When HUD inquired about Wells Fargo’s self-reporting practices in 2005, Wells Fargo attempted to cover up its misdeeds by falsely suggesting to HUD that the bank actually had been reporting bad loans.
And, in a continued effort to avoid indemnification claims from HUD on these bad loans, Wells Fargo’s self-reporting even after HUD’s inquiry was woefully and purposefully inadequate.
From October 2005 through the time of the subpoena from the U.S. Attorney’s Office for the Southern District of New York in this investigation, in June 2011, Wells Fargo reported only about 300 of its seriously deficient loans to HUD.
Wells Fargo’s self-reporting of its loans stands in stark contrast to Wells Fargo’s findings from its own internal reviews of the quality of its loans.
From January 1, 2002, through December 31, 2010, Wells Fargo internally identified 6,558 seriously deficient loans that it was required to self-report, including 3,142 that had been identified as early payment defaults, or loans which were 60 days into default within the first six months.
However, instead of reporting as required, Wells Fargo concealed 6,320 of these improperly certified loans.

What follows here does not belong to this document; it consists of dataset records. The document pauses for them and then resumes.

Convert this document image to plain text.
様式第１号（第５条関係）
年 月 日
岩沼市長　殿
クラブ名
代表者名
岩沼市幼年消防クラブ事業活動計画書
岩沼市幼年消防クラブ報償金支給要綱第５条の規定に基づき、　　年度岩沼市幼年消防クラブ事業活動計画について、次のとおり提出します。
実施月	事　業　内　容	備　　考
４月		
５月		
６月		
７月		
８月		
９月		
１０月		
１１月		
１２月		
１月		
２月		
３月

Wells Fargo also failed to conduct reviews of all early payment defaults, as required, and failed to report loans that had been referred to its fraud risk management department (FRM), including those loans for which FRM conducted a “deep dive” review – reviews which, according to a former Wells Fargo FRM manager, exposed a “dirty underbelly of bad loan officers.”
As a result of Wells Fargo’s intentional concealment of the 6,320 loans internally identified as containing material violations, Wells Fargo avoided indemnification to HUD on approximately $190 million dollars in FHA benefits paid on claims for defaults on those loans.
Wells Fargo additionally avoided indemnification on millions more for the early payment defaults it improperly failed to review and report, and the FRM-identified fraudulent loans it failed to report.
The complaint seeks treble damages and penalties under the False Claims Act as well as FIRREA penalties, for hundreds of millions of dollars in insurance claims already paid by HUD for mortgages wrongfully certified by Wells Fargo.
In addition, the United States seeks compensatory damages under the common law theories of breach of fiduciary duty, gross negligence, negligence, unjust enrichment and payment under mistake of fact, for the hundreds of millions of dollars in insurance claims that HUD has paid, and expects to pay in the future, for mortgages wrongfully certified by Wells Fargo.